The T cell activation signal activates multiple downstream molecules including phosphorylation of MAPKs and NF-κB. It has been shown that inhibition of the DNA-binding activity of NF-κB upon PHA stimulation is significant at a high dosage of GTE (up to 150 μg/mL) but insignificant at a low GTE dose (less than 100 μg/mL) [12]. In this study, we further examined GTE effects on NF-κB activity in T cell activation signaling. In the NF-κB activation pathway, IκB is phosphorylated and undergoes degradation upon PHA stimulation. We therefore evaluated IκB phosphorylation upon T cell activation. Figure 3 shows that GTE-treated Jurkat cells displayed similar levels of IκB phosphorylation upon PHA stimulation. The phosphorylation of RelA/p65, one of the NF-κB members, regulates NF-κB transcriptional activity [33]. We found that RelA/p65 phosphorylation was normal after co-treatment with GTE (Fig. 3). These data suggest that the deficiency of T cell activation in the presence of GTE is independent of the NF-κB pathway.

Because NF-κB signaling was normal in GTE-treated Jurkat cells, we mapped the signal defect in these cells. In addition to NF-κB signaling, the activities of MAPKs are important for T cell activation. Thus, we further examined the activity of three major MAPKs, ERK, p38 MAPK, and JNK, after stimulation. T cell activation increased ERK phosphorylation, and GTE administration did not alter the phosphorylation status of ERK (Fig. 4a, b). GTE slightly inhibited p38 MAPK phosphorylation after stimulation with PHA for 20 min (P = 0.0278) (Fig. 4a, c). Notably, JNK phosphorylation was significantly suppressed by GTE in activated Jurkat cells at the activation time 10 and 20 min (P = 0.0217 and 0.0167) (Fig. 4a, d). Taken together, the suppression of T cell activation by GTE might be attributed to a slight reduction in p38 activation and profound JNK activation.

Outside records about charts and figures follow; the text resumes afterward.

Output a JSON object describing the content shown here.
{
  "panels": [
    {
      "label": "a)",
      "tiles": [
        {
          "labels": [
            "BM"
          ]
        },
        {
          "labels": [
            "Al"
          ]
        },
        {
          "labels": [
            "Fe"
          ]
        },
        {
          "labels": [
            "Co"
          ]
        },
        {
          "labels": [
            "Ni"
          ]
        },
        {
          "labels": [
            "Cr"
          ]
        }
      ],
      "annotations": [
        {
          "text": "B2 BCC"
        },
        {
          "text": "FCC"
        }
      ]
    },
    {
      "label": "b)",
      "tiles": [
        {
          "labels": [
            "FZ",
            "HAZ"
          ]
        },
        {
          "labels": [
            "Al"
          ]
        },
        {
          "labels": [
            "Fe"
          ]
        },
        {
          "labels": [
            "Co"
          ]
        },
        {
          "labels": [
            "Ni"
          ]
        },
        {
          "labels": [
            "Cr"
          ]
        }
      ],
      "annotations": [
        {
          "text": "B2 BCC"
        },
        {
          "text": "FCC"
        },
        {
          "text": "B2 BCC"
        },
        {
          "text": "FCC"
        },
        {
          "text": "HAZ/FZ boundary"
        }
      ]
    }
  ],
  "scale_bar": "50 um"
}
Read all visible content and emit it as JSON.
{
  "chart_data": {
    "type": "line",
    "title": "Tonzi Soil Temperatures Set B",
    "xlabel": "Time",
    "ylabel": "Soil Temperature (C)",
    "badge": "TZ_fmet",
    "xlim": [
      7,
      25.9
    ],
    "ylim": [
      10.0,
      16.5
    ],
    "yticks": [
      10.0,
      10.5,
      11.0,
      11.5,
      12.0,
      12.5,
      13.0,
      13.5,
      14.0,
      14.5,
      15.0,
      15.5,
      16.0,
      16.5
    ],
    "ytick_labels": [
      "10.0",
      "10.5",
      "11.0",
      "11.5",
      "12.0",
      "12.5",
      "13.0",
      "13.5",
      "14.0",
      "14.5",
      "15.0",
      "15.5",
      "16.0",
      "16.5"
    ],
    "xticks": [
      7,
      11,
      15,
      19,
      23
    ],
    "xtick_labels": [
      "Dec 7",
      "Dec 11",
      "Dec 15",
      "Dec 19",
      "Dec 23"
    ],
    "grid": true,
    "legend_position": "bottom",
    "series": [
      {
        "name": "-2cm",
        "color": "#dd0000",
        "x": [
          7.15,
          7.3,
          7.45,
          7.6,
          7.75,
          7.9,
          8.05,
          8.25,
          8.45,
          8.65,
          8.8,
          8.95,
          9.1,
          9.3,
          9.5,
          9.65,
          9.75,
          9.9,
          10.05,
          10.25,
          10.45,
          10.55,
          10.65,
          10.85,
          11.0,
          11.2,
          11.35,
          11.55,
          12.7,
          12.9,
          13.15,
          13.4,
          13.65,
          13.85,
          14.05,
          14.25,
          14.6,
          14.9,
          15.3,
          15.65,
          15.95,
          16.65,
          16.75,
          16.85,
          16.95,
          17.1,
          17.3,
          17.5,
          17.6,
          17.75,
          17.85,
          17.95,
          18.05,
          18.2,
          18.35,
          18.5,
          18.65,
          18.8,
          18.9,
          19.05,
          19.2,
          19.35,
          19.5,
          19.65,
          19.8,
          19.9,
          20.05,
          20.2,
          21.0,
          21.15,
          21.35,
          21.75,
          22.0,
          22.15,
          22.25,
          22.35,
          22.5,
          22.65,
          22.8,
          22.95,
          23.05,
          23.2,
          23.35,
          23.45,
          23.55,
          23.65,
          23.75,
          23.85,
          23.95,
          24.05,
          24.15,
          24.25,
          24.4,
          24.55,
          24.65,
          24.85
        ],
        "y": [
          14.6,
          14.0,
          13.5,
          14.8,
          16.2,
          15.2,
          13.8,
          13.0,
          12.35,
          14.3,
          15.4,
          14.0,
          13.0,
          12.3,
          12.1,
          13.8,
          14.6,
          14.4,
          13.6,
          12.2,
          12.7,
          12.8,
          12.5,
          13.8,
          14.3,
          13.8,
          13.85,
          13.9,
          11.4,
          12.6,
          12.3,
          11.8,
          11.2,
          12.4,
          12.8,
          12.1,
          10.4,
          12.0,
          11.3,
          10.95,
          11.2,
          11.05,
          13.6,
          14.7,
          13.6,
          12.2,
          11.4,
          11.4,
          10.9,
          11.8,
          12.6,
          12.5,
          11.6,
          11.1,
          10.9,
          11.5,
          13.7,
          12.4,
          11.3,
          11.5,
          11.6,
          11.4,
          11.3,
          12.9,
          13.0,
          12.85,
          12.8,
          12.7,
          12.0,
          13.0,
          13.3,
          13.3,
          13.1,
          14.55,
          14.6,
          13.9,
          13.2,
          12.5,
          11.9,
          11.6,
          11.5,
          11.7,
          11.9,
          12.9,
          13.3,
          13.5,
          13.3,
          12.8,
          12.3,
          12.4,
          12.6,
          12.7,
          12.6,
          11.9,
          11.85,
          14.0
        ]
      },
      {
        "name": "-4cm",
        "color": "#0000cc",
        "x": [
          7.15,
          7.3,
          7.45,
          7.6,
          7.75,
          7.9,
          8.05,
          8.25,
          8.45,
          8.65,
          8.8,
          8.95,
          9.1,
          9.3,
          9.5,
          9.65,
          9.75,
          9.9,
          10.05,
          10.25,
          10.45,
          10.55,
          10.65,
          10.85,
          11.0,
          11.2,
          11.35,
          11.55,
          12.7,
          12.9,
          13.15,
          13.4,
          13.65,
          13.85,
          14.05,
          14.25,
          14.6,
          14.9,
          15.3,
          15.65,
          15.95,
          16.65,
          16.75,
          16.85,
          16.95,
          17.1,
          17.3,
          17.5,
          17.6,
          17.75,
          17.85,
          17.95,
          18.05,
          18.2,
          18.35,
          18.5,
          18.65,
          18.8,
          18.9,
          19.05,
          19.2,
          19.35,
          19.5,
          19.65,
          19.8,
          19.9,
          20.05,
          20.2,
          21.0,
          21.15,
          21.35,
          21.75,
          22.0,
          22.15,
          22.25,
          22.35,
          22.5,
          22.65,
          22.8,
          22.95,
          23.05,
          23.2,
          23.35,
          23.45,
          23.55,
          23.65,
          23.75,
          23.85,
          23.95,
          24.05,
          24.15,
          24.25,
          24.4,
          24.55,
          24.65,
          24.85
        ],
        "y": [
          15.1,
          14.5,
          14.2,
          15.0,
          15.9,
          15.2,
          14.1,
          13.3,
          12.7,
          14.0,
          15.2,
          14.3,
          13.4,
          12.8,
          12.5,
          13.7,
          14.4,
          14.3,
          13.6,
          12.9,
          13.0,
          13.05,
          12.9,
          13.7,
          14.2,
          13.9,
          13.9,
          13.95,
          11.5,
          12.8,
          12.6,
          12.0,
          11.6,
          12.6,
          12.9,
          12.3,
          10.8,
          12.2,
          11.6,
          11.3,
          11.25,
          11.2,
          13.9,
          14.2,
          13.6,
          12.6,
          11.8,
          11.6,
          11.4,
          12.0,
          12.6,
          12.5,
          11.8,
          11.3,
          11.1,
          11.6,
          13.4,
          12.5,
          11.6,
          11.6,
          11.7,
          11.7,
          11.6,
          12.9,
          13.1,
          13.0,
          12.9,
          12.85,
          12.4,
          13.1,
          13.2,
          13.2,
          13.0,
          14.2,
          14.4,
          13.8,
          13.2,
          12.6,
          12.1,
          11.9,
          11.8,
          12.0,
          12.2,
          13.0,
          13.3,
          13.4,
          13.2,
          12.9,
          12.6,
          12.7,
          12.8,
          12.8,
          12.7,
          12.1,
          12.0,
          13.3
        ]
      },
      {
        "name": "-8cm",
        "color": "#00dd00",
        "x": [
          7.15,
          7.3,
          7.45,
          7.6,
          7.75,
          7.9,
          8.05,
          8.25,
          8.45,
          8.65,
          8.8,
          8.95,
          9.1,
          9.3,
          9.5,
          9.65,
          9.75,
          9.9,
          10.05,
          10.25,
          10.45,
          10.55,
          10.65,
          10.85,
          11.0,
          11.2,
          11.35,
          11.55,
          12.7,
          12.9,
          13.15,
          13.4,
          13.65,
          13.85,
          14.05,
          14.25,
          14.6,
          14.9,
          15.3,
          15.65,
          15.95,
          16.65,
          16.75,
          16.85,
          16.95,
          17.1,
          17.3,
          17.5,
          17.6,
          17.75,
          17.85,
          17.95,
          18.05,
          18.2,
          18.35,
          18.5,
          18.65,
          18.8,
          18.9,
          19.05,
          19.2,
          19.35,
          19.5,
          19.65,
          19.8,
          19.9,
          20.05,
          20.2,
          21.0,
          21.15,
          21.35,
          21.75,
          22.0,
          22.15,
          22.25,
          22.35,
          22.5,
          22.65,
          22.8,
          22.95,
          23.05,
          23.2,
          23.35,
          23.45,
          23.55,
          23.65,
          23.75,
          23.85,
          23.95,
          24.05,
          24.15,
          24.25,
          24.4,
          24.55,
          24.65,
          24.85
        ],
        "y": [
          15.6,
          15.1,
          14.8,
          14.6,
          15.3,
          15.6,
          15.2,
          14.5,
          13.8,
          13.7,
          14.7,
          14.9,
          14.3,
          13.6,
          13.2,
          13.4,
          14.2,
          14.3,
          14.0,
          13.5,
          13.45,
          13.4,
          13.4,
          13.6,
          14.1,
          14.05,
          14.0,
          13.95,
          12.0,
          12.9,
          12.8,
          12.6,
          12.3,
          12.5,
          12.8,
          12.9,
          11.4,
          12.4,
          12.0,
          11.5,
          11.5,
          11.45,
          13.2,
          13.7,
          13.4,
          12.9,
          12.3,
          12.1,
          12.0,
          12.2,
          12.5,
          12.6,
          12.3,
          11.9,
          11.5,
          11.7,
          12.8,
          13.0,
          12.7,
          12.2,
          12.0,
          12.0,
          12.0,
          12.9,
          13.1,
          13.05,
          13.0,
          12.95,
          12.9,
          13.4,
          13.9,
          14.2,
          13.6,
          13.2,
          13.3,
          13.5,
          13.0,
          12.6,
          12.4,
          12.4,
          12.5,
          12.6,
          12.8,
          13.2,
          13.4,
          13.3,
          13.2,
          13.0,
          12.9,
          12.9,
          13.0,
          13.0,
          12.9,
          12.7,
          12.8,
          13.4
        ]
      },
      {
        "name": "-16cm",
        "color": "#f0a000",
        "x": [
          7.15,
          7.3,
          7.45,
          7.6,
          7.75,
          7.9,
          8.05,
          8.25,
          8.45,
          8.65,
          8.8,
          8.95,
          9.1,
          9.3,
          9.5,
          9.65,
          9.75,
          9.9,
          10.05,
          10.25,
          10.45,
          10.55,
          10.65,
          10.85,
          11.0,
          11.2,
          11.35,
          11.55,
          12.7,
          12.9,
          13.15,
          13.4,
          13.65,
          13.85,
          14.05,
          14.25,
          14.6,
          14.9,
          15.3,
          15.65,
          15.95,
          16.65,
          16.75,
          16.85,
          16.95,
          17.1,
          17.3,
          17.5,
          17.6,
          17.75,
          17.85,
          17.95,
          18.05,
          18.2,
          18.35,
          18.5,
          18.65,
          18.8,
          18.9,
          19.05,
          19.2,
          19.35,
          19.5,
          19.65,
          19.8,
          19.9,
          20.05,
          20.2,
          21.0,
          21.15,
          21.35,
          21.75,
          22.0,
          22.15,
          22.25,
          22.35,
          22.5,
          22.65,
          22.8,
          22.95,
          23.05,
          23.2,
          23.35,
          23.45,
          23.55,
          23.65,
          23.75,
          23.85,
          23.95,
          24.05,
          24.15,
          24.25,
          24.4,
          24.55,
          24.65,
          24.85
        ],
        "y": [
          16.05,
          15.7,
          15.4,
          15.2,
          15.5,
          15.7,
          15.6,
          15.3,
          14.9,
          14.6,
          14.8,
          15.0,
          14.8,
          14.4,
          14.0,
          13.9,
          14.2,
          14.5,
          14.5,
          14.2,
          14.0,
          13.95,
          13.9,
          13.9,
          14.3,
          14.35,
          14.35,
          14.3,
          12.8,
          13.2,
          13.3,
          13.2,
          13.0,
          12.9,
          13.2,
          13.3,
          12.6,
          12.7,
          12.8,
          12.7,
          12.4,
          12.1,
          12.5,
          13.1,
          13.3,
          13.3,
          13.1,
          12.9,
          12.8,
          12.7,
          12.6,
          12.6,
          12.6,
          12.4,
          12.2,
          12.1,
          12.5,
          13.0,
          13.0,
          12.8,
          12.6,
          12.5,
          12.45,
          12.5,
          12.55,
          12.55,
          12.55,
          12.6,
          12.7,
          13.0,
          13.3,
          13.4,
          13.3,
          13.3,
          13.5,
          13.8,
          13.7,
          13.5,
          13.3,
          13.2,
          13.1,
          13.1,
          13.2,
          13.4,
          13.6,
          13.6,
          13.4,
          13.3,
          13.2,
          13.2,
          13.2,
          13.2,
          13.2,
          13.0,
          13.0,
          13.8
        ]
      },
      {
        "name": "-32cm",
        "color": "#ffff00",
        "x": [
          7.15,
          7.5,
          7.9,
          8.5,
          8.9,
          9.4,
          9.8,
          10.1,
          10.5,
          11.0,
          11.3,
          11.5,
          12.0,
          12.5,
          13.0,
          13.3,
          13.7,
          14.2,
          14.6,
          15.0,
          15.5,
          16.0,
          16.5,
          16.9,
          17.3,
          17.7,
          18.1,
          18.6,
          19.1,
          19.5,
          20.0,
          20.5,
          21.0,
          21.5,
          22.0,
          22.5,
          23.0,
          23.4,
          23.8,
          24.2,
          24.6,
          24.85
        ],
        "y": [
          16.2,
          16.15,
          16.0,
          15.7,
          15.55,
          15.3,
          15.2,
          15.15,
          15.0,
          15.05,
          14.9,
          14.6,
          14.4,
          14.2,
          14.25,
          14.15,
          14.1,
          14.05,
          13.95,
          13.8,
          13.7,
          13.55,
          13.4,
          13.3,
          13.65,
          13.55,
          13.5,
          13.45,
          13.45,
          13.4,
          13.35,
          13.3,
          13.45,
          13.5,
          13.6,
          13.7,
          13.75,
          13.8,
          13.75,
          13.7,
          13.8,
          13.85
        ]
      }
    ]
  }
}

JNK is activated by a wide array of stress conditions and mitogenic stimulation. Previous studies have shown that JNK plays an important role in AICD [27]. It is important to examine whether GTE regulates AICD by modulating the activity of JNK. Na₃VO₄, a tyrosine phosphatase inhibitor, has been used to prolong JNK activation during T cell activation, whereas the combination of P/I and Na₃VO₄ upon T cell stimulation induces significant AICD in Jurkat T cells [27]. In this study, Na₃VO₄ was also shown to induce apoptosis upon T cell activation by P/I. Furthermore, administration of GTE with Na₃VO₄ or P/I did not induce apoptosis of Jurkat T cells (Fig. 5a). Figure 5a also demonstrates that GTE blocked Na₃VO₄-induced apoptosis in activated Jurkat T cells (P = 0.0037). Next, we examined the effect of GTE on AICD in reactivated T cells ex vivo. Naïve CD4 T cells were activated with anti-CD3/CD28 antibodies and maintained in IL2-containing medium for 5 days. The activated CD4 T cells were then re-activated with the anti-CD3 antibody to trigger AICD. Figure 5b shows that T cells underwent AICD through repeated stimulation of CD3, and GTE inhibited AICD of primary isolated T cells (P = 0.0016). These results suggested that GTE might attenuate prolonged JNK-induced AICD.